Menurutnya, data pemulihan yang disampaikan PLN perlu diselaraskan dengan kondisi nyata yang dirasakan masyarakat hingga tingkat rumah tangga.
Dipo menjelaskan, PLN menggunakan pendekatan penghitungan berdasarkan wilayah desa yang telah kembali mendapatkan aliran listrik. Sementara itu, menurutnya, Komisi XII DPR RI memandang pengukuran pemulihan perlu melihat jumlah rumah yang benar-benar telah kembali mendapatkan aliran listrik.
“Ada perbedaan yang mendasar, cara menghitung antara kita sama PLN. Kalau PLN bilang tadi listrik sudah menyala 97 persen, itu berdasarkan desa yang dipasang. Saya juga bingung, karena penghitungan mereka misalnya dari desa ada beberapa dusun dan rumah, dianggap satu desa itu sudah menyala,” ujar Dipo Nusantara, dilansir, Sabtu (19/9/2026).
Ia mencontohkan, apabila dalam satu desa terdapat sekitar 300 rumah, tidak serta-merta seluruh wilayah dapat disebut telah kembali menikmati listrik hanya karena sebagian rumah sudah mendapatkan aliran listrik.
Menurutnya, masih terdapat kemungkinan sejumlah dusun atau rumah warga belum mendapatkan pasokan listrik.
“Kalau satu desa ada 300 rumah, tidak bisa misalnya hanya ada dua rumah yang menyala kemudian dianggap satu desa sudah menyala semua. Itu ada perbedaan mendasar dalam perhitungan,” katanya.
Politisi Fraksi Partai Kebangkitan Bangsa (PKB) itu menilai sinkronisasi data antara PLN dan pihak terkait penting dilakukan agar proses pemulihan energi dapat berjalan lebih tepat sasaran.
Data yang akurat, menurutnya, diperlukan untuk memastikan masyarakat yang terdampak benar-benar telah kembali mendapatkan akses listrik.
“Kalau PLN mengatakan desa sudah menyala, dianggap bahwa itu sudah selesai, padahal masih banyak dusun-dusun yang belum menyala.
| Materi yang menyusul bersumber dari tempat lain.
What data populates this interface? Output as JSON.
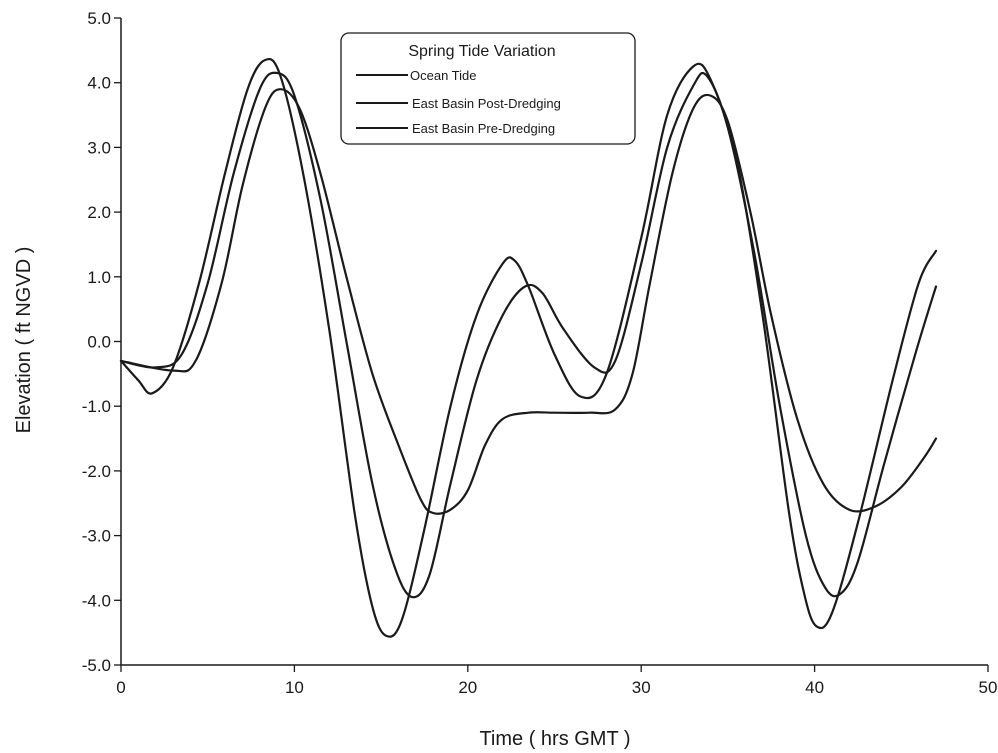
{
  "chart_data": {
    "type": "line",
    "title": "",
    "xlabel": "Time ( hrs GMT )",
    "ylabel": "Elevation ( ft NGVD )",
    "xlim": [
      0,
      50
    ],
    "ylim": [
      -5,
      5
    ],
    "x_ticks": [
      0,
      10,
      20,
      30,
      40,
      50
    ],
    "x_tick_labels": [
      "0",
      "10",
      "20",
      "30",
      "40",
      "50"
    ],
    "y_ticks": [
      5,
      4,
      3,
      2,
      1,
      0,
      -1,
      -2,
      -3,
      -4,
      -5
    ],
    "y_tick_labels": [
      "5.0",
      "4.0",
      "3.0",
      "2.0",
      "1.0",
      "0.0",
      "-1.0",
      "-2.0",
      "-3.0",
      "-4.0",
      "-5.0"
    ],
    "grid": false,
    "legend": {
      "title": "Spring Tide Variation",
      "position": "top-center"
    },
    "series": [
      {
        "name": "Ocean Tide",
        "color": "#1a1a1a",
        "points": [
          [
            0,
            -0.3
          ],
          [
            1,
            -0.6
          ],
          [
            1.8,
            -0.8
          ],
          [
            3,
            -0.4
          ],
          [
            4.5,
            0.9
          ],
          [
            6,
            2.6
          ],
          [
            7.3,
            3.9
          ],
          [
            8.3,
            4.35
          ],
          [
            9.2,
            4.1
          ],
          [
            10.5,
            2.6
          ],
          [
            12,
            0.2
          ],
          [
            13.5,
            -2.7
          ],
          [
            14.5,
            -4.1
          ],
          [
            15.3,
            -4.55
          ],
          [
            16.2,
            -4.3
          ],
          [
            17.5,
            -2.9
          ],
          [
            19,
            -1.0
          ],
          [
            20.5,
            0.4
          ],
          [
            22,
            1.2
          ],
          [
            22.7,
            1.25
          ],
          [
            23.5,
            0.85
          ],
          [
            25,
            -0.2
          ],
          [
            26.5,
            -0.85
          ],
          [
            28,
            -0.5
          ],
          [
            30,
            1.6
          ],
          [
            31.5,
            3.5
          ],
          [
            33,
            4.25
          ],
          [
            34,
            4.05
          ],
          [
            35.5,
            2.8
          ],
          [
            37,
            0.4
          ],
          [
            38.5,
            -2.6
          ],
          [
            39.4,
            -3.9
          ],
          [
            40.1,
            -4.4
          ],
          [
            41,
            -4.2
          ],
          [
            42.5,
            -2.8
          ],
          [
            44.5,
            -0.6
          ],
          [
            46,
            0.9
          ],
          [
            47,
            1.4
          ]
        ]
      },
      {
        "name": "East Basin Post-Dredging",
        "color": "#1a1a1a",
        "points": [
          [
            0,
            -0.3
          ],
          [
            2,
            -0.4
          ],
          [
            3.5,
            -0.2
          ],
          [
            5,
            0.9
          ],
          [
            6.5,
            2.6
          ],
          [
            8,
            3.9
          ],
          [
            9,
            4.15
          ],
          [
            10,
            3.8
          ],
          [
            11.5,
            2.2
          ],
          [
            13,
            0.0
          ],
          [
            14.5,
            -2.2
          ],
          [
            15.8,
            -3.5
          ],
          [
            16.8,
            -3.95
          ],
          [
            17.8,
            -3.6
          ],
          [
            19,
            -2.2
          ],
          [
            20.5,
            -0.6
          ],
          [
            22,
            0.4
          ],
          [
            23.3,
            0.85
          ],
          [
            24.3,
            0.75
          ],
          [
            25.5,
            0.2
          ],
          [
            27.3,
            -0.4
          ],
          [
            28.5,
            -0.3
          ],
          [
            30,
            1.2
          ],
          [
            31.5,
            3.0
          ],
          [
            33,
            3.95
          ],
          [
            33.8,
            4.1
          ],
          [
            35,
            3.3
          ],
          [
            36.5,
            1.4
          ],
          [
            38,
            -1.0
          ],
          [
            39.5,
            -3.0
          ],
          [
            40.6,
            -3.8
          ],
          [
            41.5,
            -3.9
          ],
          [
            42.5,
            -3.4
          ],
          [
            44,
            -1.9
          ],
          [
            45.8,
            -0.2
          ],
          [
            47,
            0.85
          ]
        ]
      },
      {
        "name": "East Basin Pre-Dredging",
        "color": "#1a1a1a",
        "points": [
          [
            0,
            -0.3
          ],
          [
            3,
            -0.45
          ],
          [
            4.3,
            -0.3
          ],
          [
            5.8,
            0.9
          ],
          [
            7,
            2.4
          ],
          [
            8.3,
            3.6
          ],
          [
            9.2,
            3.9
          ],
          [
            10.3,
            3.6
          ],
          [
            11.5,
            2.6
          ],
          [
            13,
            1.0
          ],
          [
            14.5,
            -0.5
          ],
          [
            16,
            -1.6
          ],
          [
            17.3,
            -2.45
          ],
          [
            18,
            -2.65
          ],
          [
            19,
            -2.6
          ],
          [
            20,
            -2.3
          ],
          [
            21,
            -1.6
          ],
          [
            22,
            -1.2
          ],
          [
            23.5,
            -1.1
          ],
          [
            25,
            -1.1
          ],
          [
            27,
            -1.1
          ],
          [
            28.5,
            -1.05
          ],
          [
            29.5,
            -0.5
          ],
          [
            30.5,
            0.9
          ],
          [
            31.8,
            2.6
          ],
          [
            33,
            3.6
          ],
          [
            34,
            3.8
          ],
          [
            35,
            3.4
          ],
          [
            36.3,
            2.0
          ],
          [
            37.5,
            0.4
          ],
          [
            39,
            -1.2
          ],
          [
            40.5,
            -2.2
          ],
          [
            42,
            -2.6
          ],
          [
            43.5,
            -2.55
          ],
          [
            45,
            -2.25
          ],
          [
            46.3,
            -1.8
          ],
          [
            47,
            -1.5
          ]
        ]
      }
    ]
  }
}
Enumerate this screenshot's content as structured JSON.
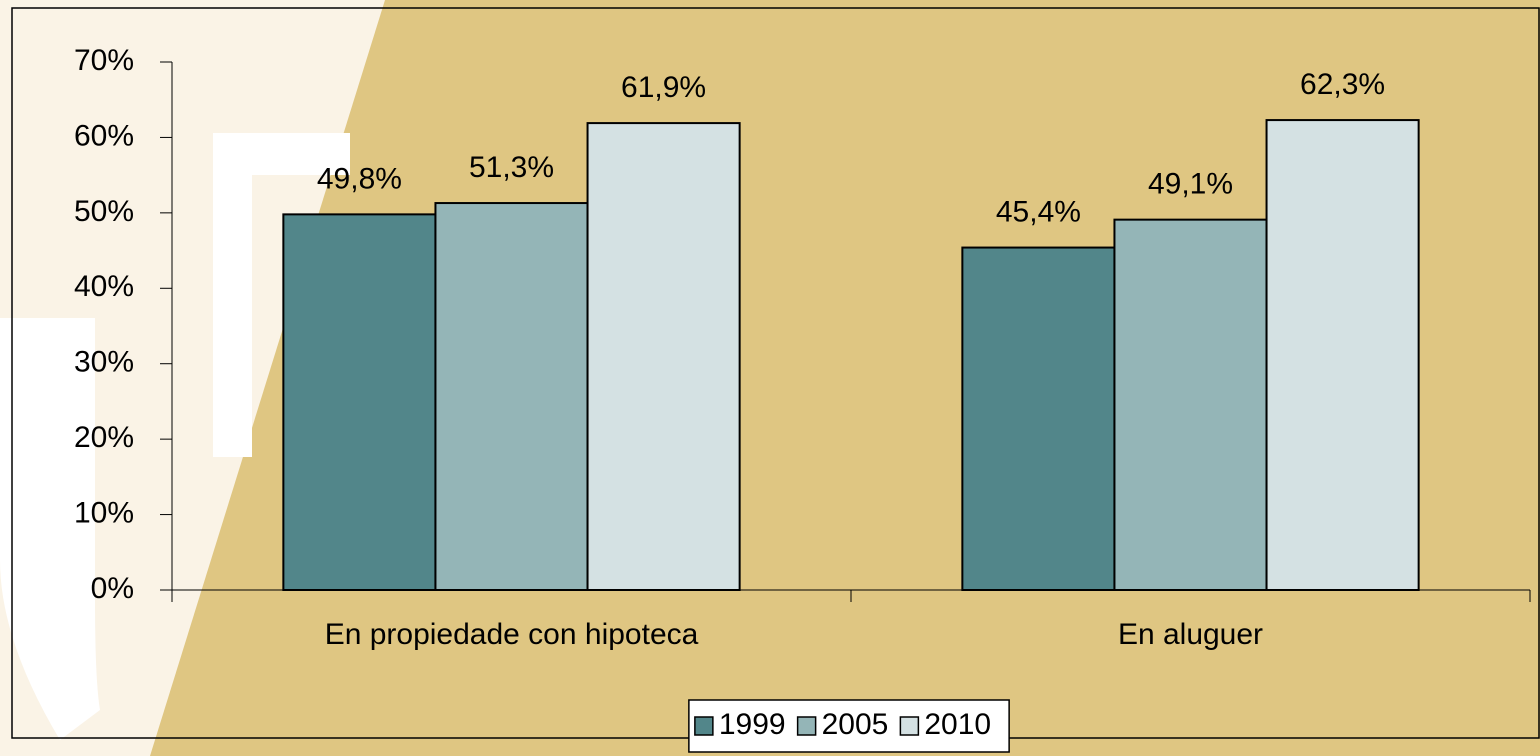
{
  "chart_data": {
    "type": "bar",
    "categories": [
      "En propiedade con hipoteca",
      "En aluguer"
    ],
    "series": [
      {
        "name": "1999",
        "color": "#52868a",
        "values": [
          49.8,
          45.4
        ],
        "value_labels": [
          "49,8%",
          "45,4%"
        ]
      },
      {
        "name": "2005",
        "color": "#94b5b7",
        "values": [
          51.3,
          49.1
        ],
        "value_labels": [
          "51,3%",
          "49,1%"
        ]
      },
      {
        "name": "2010",
        "color": "#d4e1e3",
        "values": [
          61.9,
          62.3
        ],
        "value_labels": [
          "61,9%",
          "62,3%"
        ]
      }
    ],
    "ylim": [
      0,
      70
    ],
    "yticks": [
      {
        "value": 0,
        "label": "0%"
      },
      {
        "value": 10,
        "label": "10%"
      },
      {
        "value": 20,
        "label": "20%"
      },
      {
        "value": 30,
        "label": "30%"
      },
      {
        "value": 40,
        "label": "40%"
      },
      {
        "value": 50,
        "label": "50%"
      },
      {
        "value": 60,
        "label": "60%"
      },
      {
        "value": 70,
        "label": "70%"
      }
    ],
    "legend": "bottom"
  }
}
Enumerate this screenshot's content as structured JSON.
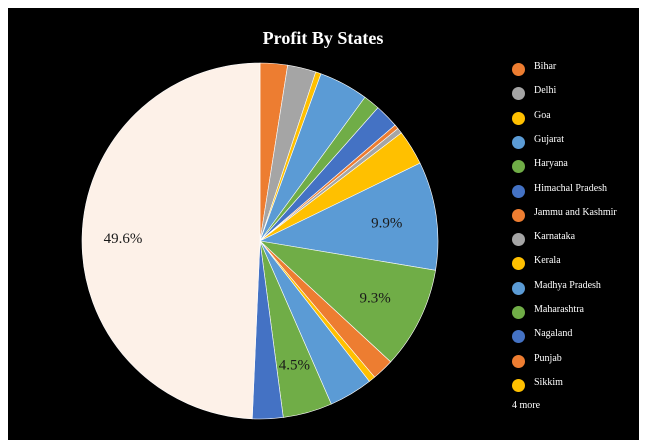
{
  "chart_data": {
    "type": "pie",
    "title": "Profit By States",
    "slices": [
      {
        "label": "Bihar",
        "value": 2.5,
        "color": "#ED7D31"
      },
      {
        "label": "Delhi",
        "value": 2.6,
        "color": "#A5A5A5"
      },
      {
        "label": "Goa",
        "value": 0.5,
        "color": "#FFC000"
      },
      {
        "label": "Gujarat",
        "value": 4.5,
        "color": "#5B9BD5"
      },
      {
        "label": "Haryana",
        "value": 1.5,
        "color": "#70AD47"
      },
      {
        "label": "Himachal Pradesh",
        "value": 2.2,
        "color": "#4472C4"
      },
      {
        "label": "Jammu and Kashmir",
        "value": 0.4,
        "color": "#ED7D31"
      },
      {
        "label": "Karnataka",
        "value": 0.5,
        "color": "#A5A5A5"
      },
      {
        "label": "Kerala",
        "value": 3.2,
        "color": "#FFC000"
      },
      {
        "label": "Madhya Pradesh",
        "value": 9.9,
        "color": "#5B9BD5",
        "data_label": "9.9%"
      },
      {
        "label": "Maharashtra",
        "value": 9.3,
        "color": "#70AD47",
        "data_label": "9.3%"
      },
      {
        "label": "Nagaland",
        "value": 0.0,
        "color": "#4472C4"
      },
      {
        "label": "Punjab",
        "value": 2.0,
        "color": "#ED7D31"
      },
      {
        "label": "Sikkim",
        "value": 0.6,
        "color": "#FFC000"
      },
      {
        "label": "",
        "value": 4.0,
        "color": "#5B9BD5"
      },
      {
        "label": "",
        "value": 4.5,
        "color": "#70AD47",
        "data_label": "4.5%"
      },
      {
        "label": "",
        "value": 2.8,
        "color": "#4472C4"
      },
      {
        "label": "",
        "value": 49.6,
        "color": "#FDF1E8",
        "data_label": "49.6%"
      }
    ],
    "legend_position": "right",
    "legend_more": "4 more"
  }
}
Ini perlu sinkronisasi data dan sudah kami sampaikan berulang kali dalam Rapat Dengar Pendapat (RDP),” ungkapnya.
Legislator daerah pemilihan NTT I itu berharap seluruh pihak memiliki pemahaman yang sama dalam mengukur keberhasilan pemulihan listrik. Dengan demikian, masyarakat terdampak yang masih mengalami gangguan dapat segera teridentifikasi dan memperoleh penanganan.
“Tujuannya satu, supaya masyarakat yang membutuhkan titik terang semua bisa segera mendapatkan listrik kembali,” pungkas Dipo.